A Reggi non è sfuggito come il dossier degli affitti passivi sia ponderoso. Numeri da capogiro che spinsero l’ex commissario alla spending review , Carlo Cottarelli, che ha lasciato a ottobre l’incarico senza successore, a ripetere allo sfinimento l’urgenza di intervenire sulla spesa per pagare gli affitti di ministeri e amministrazioni centrali. Solo per questi ultimi, escludendo, quindi, gli enti locali, ogni anno di locazione per uffici, palazzine e residenze costa allo Stato un miliardo di euro. Un fiume di denaro pubblico destinato alle cosiddette locazioni passive.
«Se il fondo in questione partirà, otterremo un duplice risultato: incassare subito soldi utili ad abbattere il debito pubblico e innescare un meccanismo declinabile a tutti gli immobili pubblici interessati da locazioni passive». Le tappe sono fissate. Una volta che il fondo avrà acquistato, per le Province scatterà l’obbligo di abbattere i debiti. In caso non ne abbiano, utilizzeranno quel denaro per investimenti produttivi. «Mai, e in nessun caso, potranno effettuare spese correnti» specifica Reggi.

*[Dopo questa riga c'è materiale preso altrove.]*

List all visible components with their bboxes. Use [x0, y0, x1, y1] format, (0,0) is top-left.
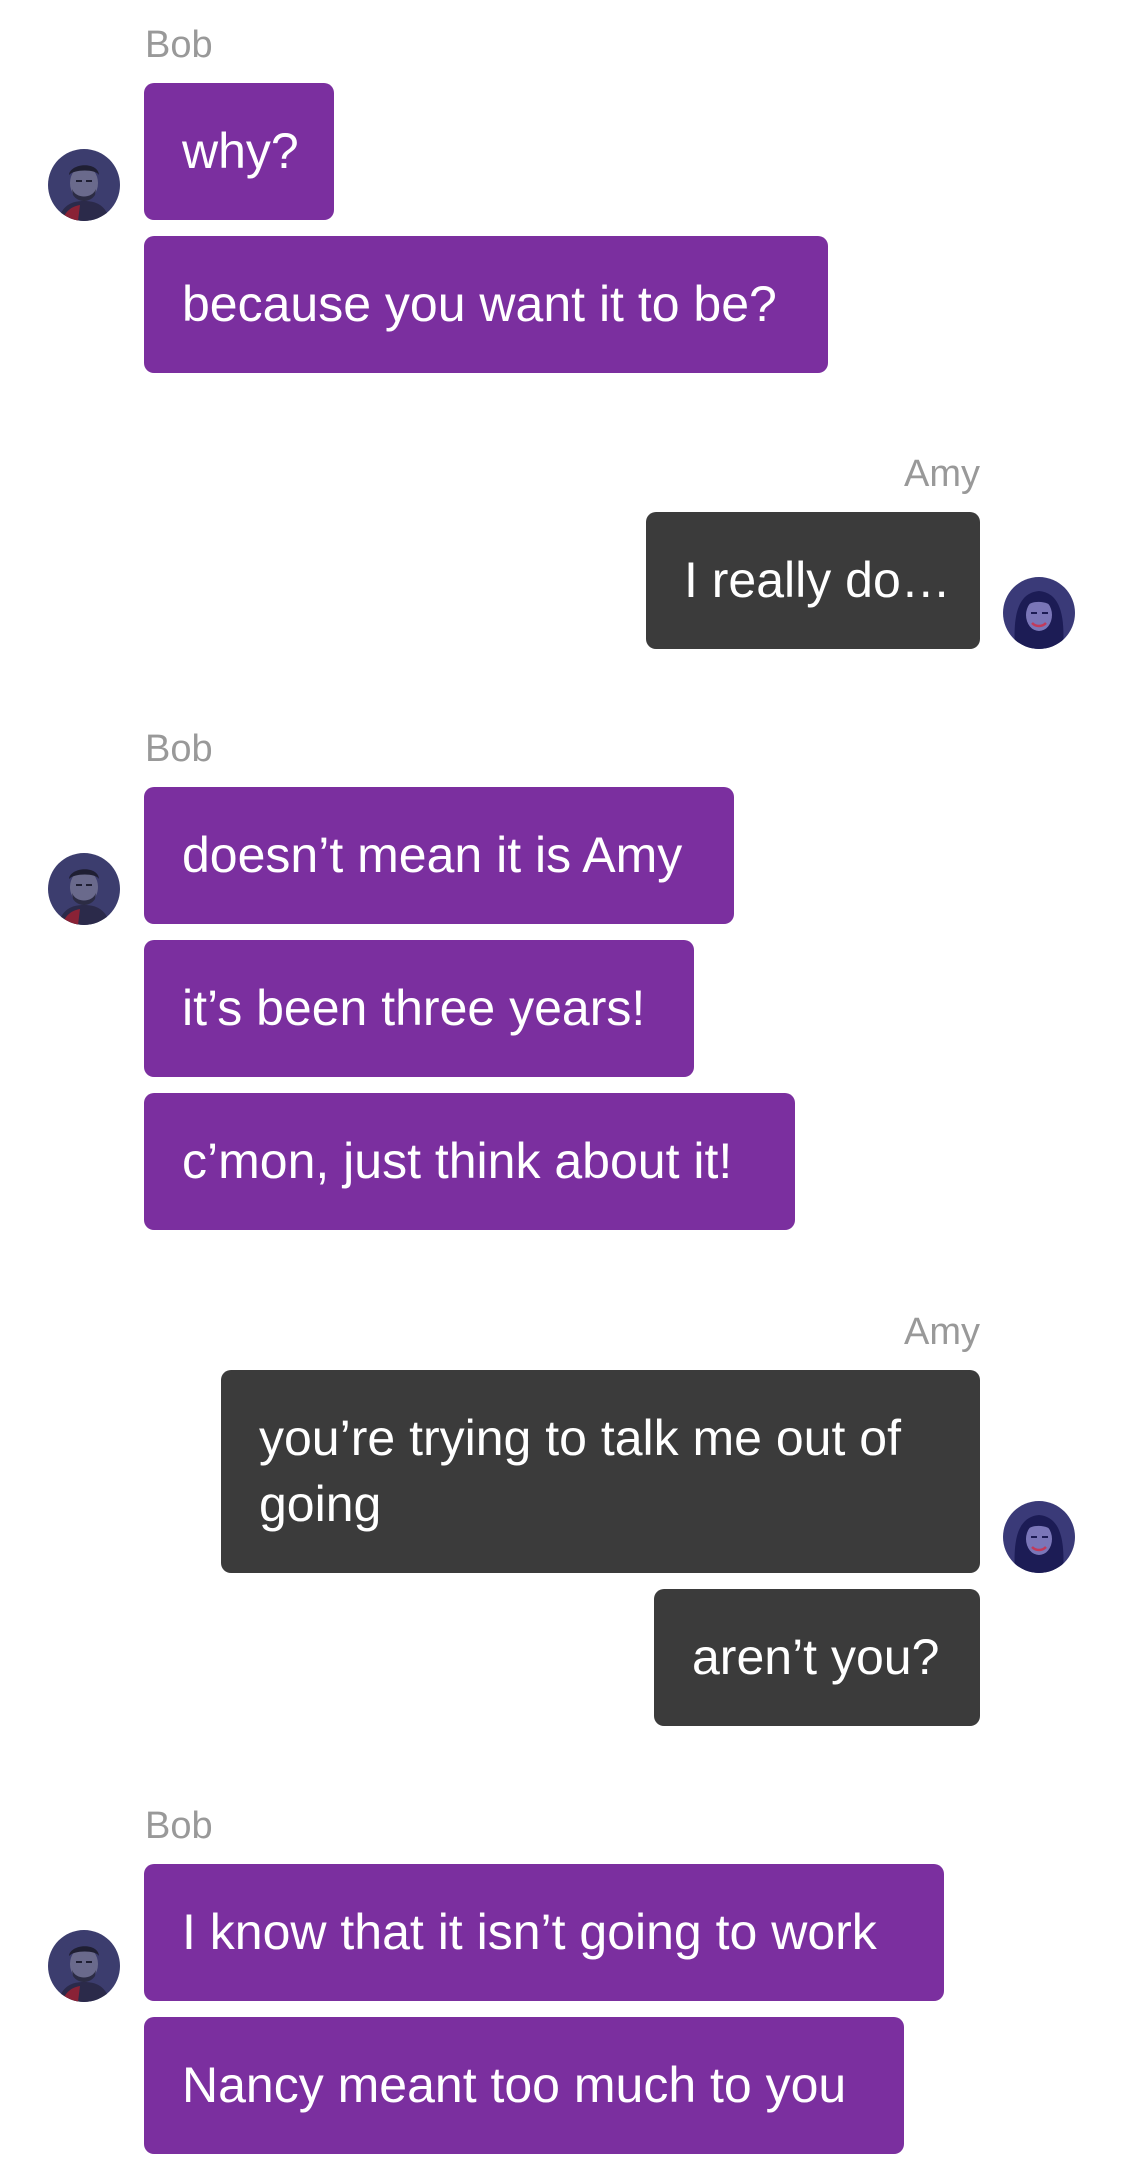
message-bubble[interactable]: I really do…: [646, 512, 980, 649]
message-bubble[interactable]: it’s been three years!: [144, 940, 694, 1077]
message-bubble[interactable]: I know that it isn’t going to work: [144, 1864, 944, 2001]
message-bubble[interactable]: doesn’t mean it is Amy: [144, 787, 734, 924]
sender-name: Bob: [145, 24, 213, 66]
message-bubble[interactable]: c’mon, just think about it!: [144, 1093, 795, 1230]
sender-name: Bob: [145, 1805, 213, 1847]
message-bubble[interactable]: aren’t you?: [654, 1589, 980, 1726]
message-bubble[interactable]: why?: [144, 83, 334, 220]
man-portrait-avatar[interactable]: [48, 853, 120, 925]
message-bubble[interactable]: because you want it to be?: [144, 236, 828, 373]
man-portrait-avatar[interactable]: [48, 1930, 120, 2002]
man-portrait-avatar[interactable]: [48, 149, 120, 221]
woman-portrait-avatar[interactable]: [1003, 577, 1075, 649]
sender-name: Amy: [904, 453, 980, 495]
sender-name: Bob: [145, 728, 213, 770]
message-bubble[interactable]: Nancy meant too much to you: [144, 2017, 904, 2154]
woman-portrait-avatar[interactable]: [1003, 1501, 1075, 1573]
sender-name: Amy: [904, 1311, 980, 1353]
message-bubble[interactable]: you’re trying to talk me out of going: [221, 1370, 980, 1573]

Secondo calcoli dei tecnici, alla fine 800 milioni andranno a abbattere il debito delle Province, 200 milioni si tradurranno in investimenti. Reggi confida in un ulteriore risvolto. Le Province che, sebbene abolite, vedranno sopravvivere le loro strutture e le loro competenze, dismettendo patrimonio immobiliare si libereranno anche degli oneri di gestione e manutenzione.
E non finisce qui. In ossequio alla spending review , il Demanio da settimane sta coordinando le amministrazioni centrali che devono effettuare un taglio del 50% dei canoni di locazione rispetto al 31 dicembre 2014 e una riduzione del 30% degli spazi utilizzati. Il termine è perentorio: entro il 1° gennaio del 2016. Il sistema più immediato è traslocare in edifici statali, lasciando quelli privati. «Chi, alla scadenza, non avrà tagliato gli affitti si vedrà decurtare i trasferimenti per un analogo importo». Un modello che dovrebbe portare un beneficio di 150 milioni di euro: gli uffici delle amministrazioni centrali spendono, come detto, un miliardo all’anno. Ma solo un terzo è aggredibile essendo esclusi i canoni versati sia per gli immobili occupati da forze di polizia sia per quelli riconducibili a edifici conferiti nel fondo Fip. Tradotto vuol dire contratti per 300 milioni che dovranno essere tagliati del 50%.
Una sforbiciata i cui effetti sono visibili nel piano di razionalizzazione già predisposto dal ministero dello Sviluppo economico. Il dicastero di Federica Guidi a Roma passerà da 11 a 6 sedi. Così la spesa per le locazioni passive scenderà da 10,2 milioni a 1,2 milioni. Allo stesso modo il ministero dell’Ambiente lascerà un immobile all’Eur per il quale paga circa 6 milioni di euro per trasferire alcuni dipendenti in due immobili a canone zero. Ma c’è un dettaglio: i lavori di ristrutturazione delle nuove sedi richiedono 26 milioni. Soldi che l’operazione di risparmio consente di recuperare in poco più di due anni, mentre servirebbero subito. Ultimo ostacolo: la nuova collocazione degli uffici, alcuni dei quali passeranno dal centro all’Eur.